2. The Tamagotchi my friend Rachel sent me for my 23rd birthday circa 1999 from a garage sale. (Original box, original Wal-Mart price tag for $14.00, original dream come true after years of settling for Nano babies and Giga pets). When he eats, I eat, and If I die, he dies.

So my chances of survival are about two to five. Which is also 40%. Which is also the amount of americans born in the 80s who own or have owned a Tamagatchi. Which is also me as of a week ago, so I'm pretty confident about the whole thing. Wish me luck!

I Always Knew I Liked You

‘If you tell a funny story at the dinner table in front of 10 people, nine will laugh, and one will say: that’s not true. I’ve always hated that person’

--David Sedaris

Sunday, June 7, 2009

Here's to You, Roomates


All of my roommates are gone for various reasons this weekend, leaving me alone with my own thoughts. Here is what I've come up with.

1. NO ONE did romance like the early 90s
2. NO ONE did the loose braid/wispy bang combo like Meg Ryan.

Thank you 90s.
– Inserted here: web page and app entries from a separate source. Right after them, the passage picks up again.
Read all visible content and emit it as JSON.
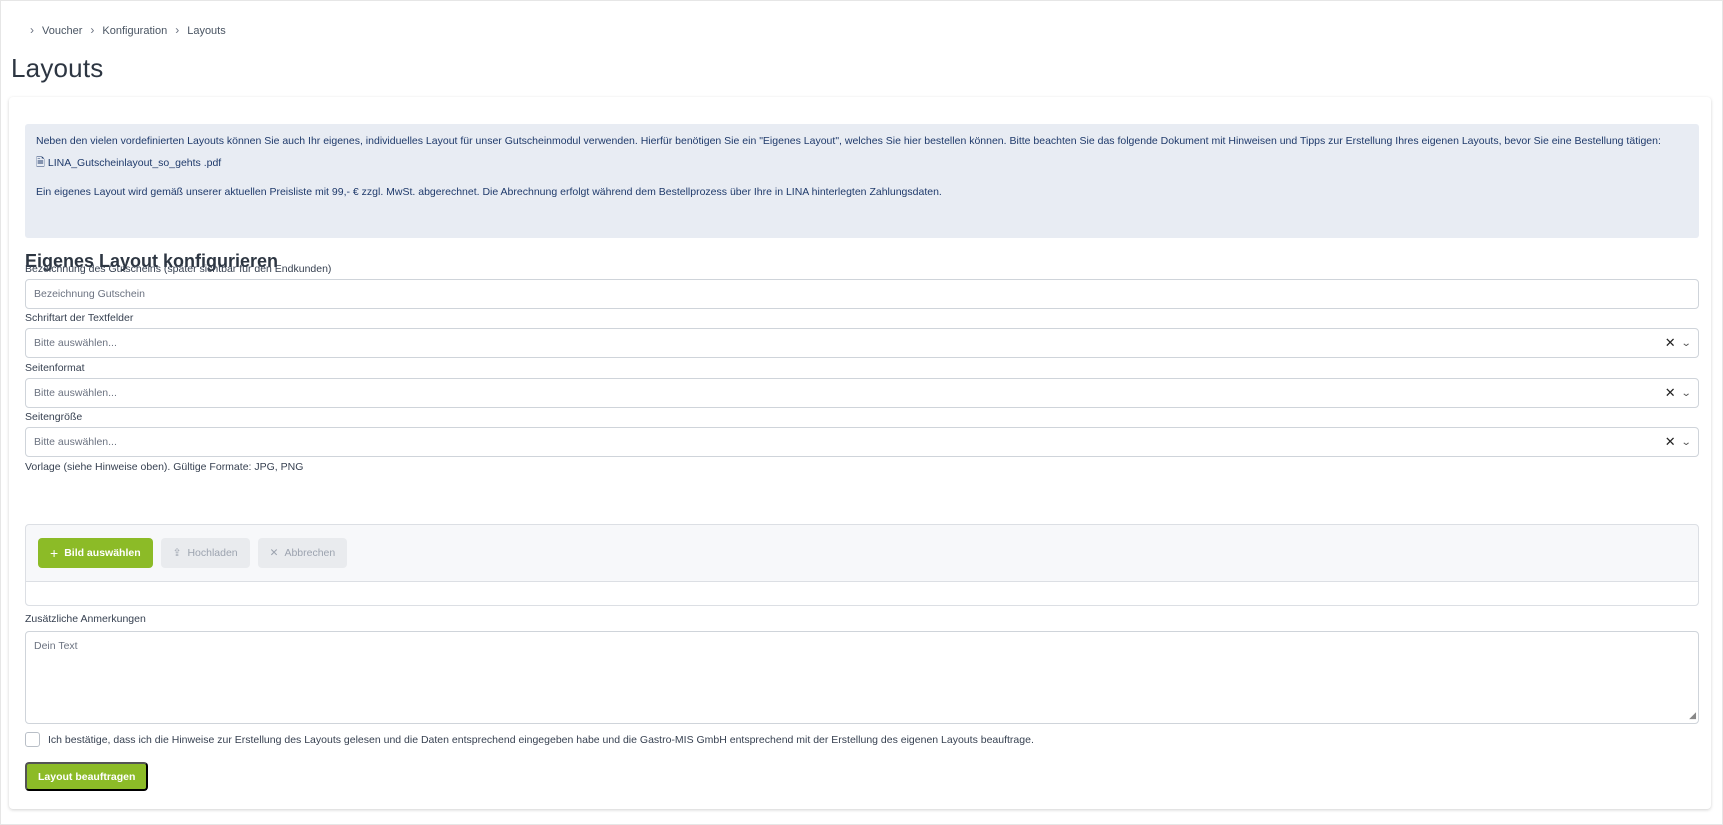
{
  "breadcrumb": [
    "Voucher",
    "Konfiguration",
    "Layouts"
  ],
  "page_title": "Layouts",
  "info": {
    "text": "Neben den vielen vordefinierten Layouts können Sie auch Ihr eigenes, individuelles Layout für unser Gutscheinmodul verwenden. Hierfür benötigen Sie ein \"Eigenes Layout\", welches Sie hier bestellen können. Bitte beachten Sie das folgende Dokument mit Hinweisen und Tipps zur Erstellung Ihres eigenen Layouts, bevor Sie eine Bestellung tätigen:",
    "pdf_name": "LINA_Gutscheinlayout_so_gehts .pdf",
    "pdf_icon": "file-pdf-icon",
    "price_note": "Ein eigenes Layout wird gemäß unserer aktuellen Preisliste mit 99,- € zzgl. MwSt. abgerechnet. Die Abrechnung erfolgt während dem Bestellprozess über Ihre in LINA hinterlegten Zahlungsdaten."
  },
  "section_title": "Eigenes Layout konfigurieren",
  "form": {
    "name_label": "Bezeichnung des Gutscheins (später sichtbar für den Endkunden)",
    "name_placeholder": "Bezeichnung Gutschein",
    "font_label": "Schriftart der Textfelder",
    "font_placeholder": "Bitte auswählen...",
    "format_label": "Seitenformat",
    "format_placeholder": "Bitte auswählen...",
    "size_label": "Seitengröße",
    "size_placeholder": "Bitte auswählen...",
    "template_label": "Vorlage (siehe Hinweise oben). Gültige Formate: JPG, PNG",
    "choose_image": "Bild auswählen",
    "upload": "Hochladen",
    "cancel": "Abbrechen",
    "notes_label": "Zusätzliche Anmerkungen",
    "notes_placeholder": "Dein Text",
    "confirm_text": "Ich bestätige, dass ich die Hinweise zur Erstellung des Layouts gelesen und die Daten entsprechend eingegeben habe und die Gastro-MIS GmbH entsprechend mit der Erstellung des eigenen Layouts beauftrage.",
    "submit": "Layout beauftragen"
  },
  "colors": {
    "accent": "#8cbb27",
    "info_bg": "#e8ecf3",
    "info_text": "#1f3a6b"
  }
}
Thank you Sleepless in Seattle. And thank you roommates, for leaving me alone, but not so alone with your fantastic collections of 90s romance DVDs. You were missed, but your legends lived on in our living room.
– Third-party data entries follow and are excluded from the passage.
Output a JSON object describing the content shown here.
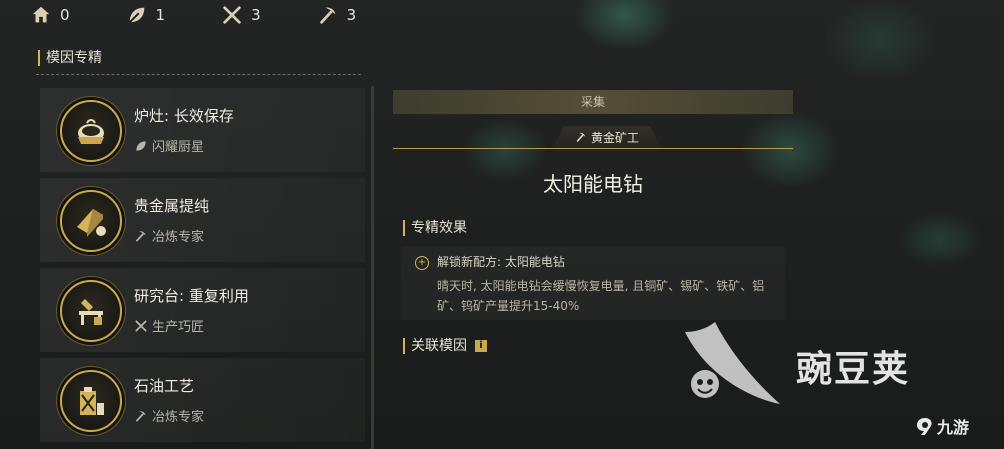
{
  "resources": [
    {
      "icon": "home-icon",
      "value": "0"
    },
    {
      "icon": "leaf-icon",
      "value": "1"
    },
    {
      "icon": "crossed-tools-icon",
      "value": "3"
    },
    {
      "icon": "pickaxe-icon",
      "value": "3"
    }
  ],
  "left": {
    "section_title": "模因专精",
    "genes": [
      {
        "name": "炉灶: 长效保存",
        "sub_icon": "leaf-icon",
        "sub": "闪耀厨星",
        "icon": "stove-icon"
      },
      {
        "name": "贵金属提纯",
        "sub_icon": "pickaxe-icon",
        "sub": "冶炼专家",
        "icon": "gold-bar-icon"
      },
      {
        "name": "研究台: 重复利用",
        "sub_icon": "crossed-tools-icon",
        "sub": "生产巧匠",
        "icon": "research-bench-icon"
      },
      {
        "name": "石油工艺",
        "sub_icon": "pickaxe-icon",
        "sub": "冶炼专家",
        "icon": "oil-can-icon"
      }
    ]
  },
  "detail": {
    "category": "采集",
    "job": "黄金矿工",
    "skill_name": "太阳能电钻",
    "effect_title": "专精效果",
    "effect_line1": "解锁新配方: 太阳能电钻",
    "effect_line2": "晴天时, 太阳能电钻会缓慢恢复电量, 且铜矿、锡矿、铁矿、铝矿、钨矿产量提升15-40%",
    "related_title": "关联模因",
    "related_info": "i"
  },
  "watermark": {
    "brand": "豌豆荚",
    "site": "九游"
  },
  "colors": {
    "accent": "#d4b35a",
    "background": "#1b1d1b"
  }
}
Oh and happy birthday. In advanced, thanks for not letting me wear a braid and over-sized blazer to work this week. You girls are the best.

Sunday, May 31, 2009

House Centipede in my House


Came home to this little monster waiting for us in our apartment tonight. It was a little more horrifying than owning a hamster and a little less horrifying than the time I woke up with a millipede carcass draped in between my ring and middle finger (but very much the same kind of horrifying.)

At first we were intrigued, then it moved. We (my roommates and I) screamed like ethnic mourners and killed it with an oblong bike lock: something that may have been more logically used on a human intruder. It took several blows. And a lot of emotion.

Just when I think I'm a rational, self-respecting adult, nature gives me 100 wriggling, screaming reasons why I am anything but.

Tuesday, May 12, 2009

I Hate Myself for Loving You


I may judge a man for the things he likes, but I will loathe myself for the things I love.

For instance, I sort of hate myself for how much I love Titanic. I also hate myself for not loving Flight of the Conchords. It's probably so I can beat everyone else to the punch of hating me (because I'll always forgive myself, but I know that people like my brother may never find it in his heart to forgive this kind of crime).

But most of all, I hate myself for loving, so much, the ironic, hilarious statement T's. Tonight I went to the laundromat and saw a large man, daughter in tow, with a shirt on that said "STOP SNITCH'N!" across a stop sign, and I had to laugh because, sir you are YELLING at me and we've never met.

But this isn't the first time I've appreciated and adored these shirts. And I hate that.

I hate that you are a grown man wearing a shirt that says, "Sister for sale..." and that I love it.

I hate that I wonder how many times a week you wear that "Warn a Brother" shirt because I know it's more than one and I hope it's more than five.

I hate that I want to know what you were thinking when you bought your shirt. If you laughed, or if (and I hope) you looked at it and thought, 'yeah... people do need to stop snitch'n, and I need to let them know that... one to five times a week.'

But most of all I hate that I don't hate it, not a little bit, not even at all.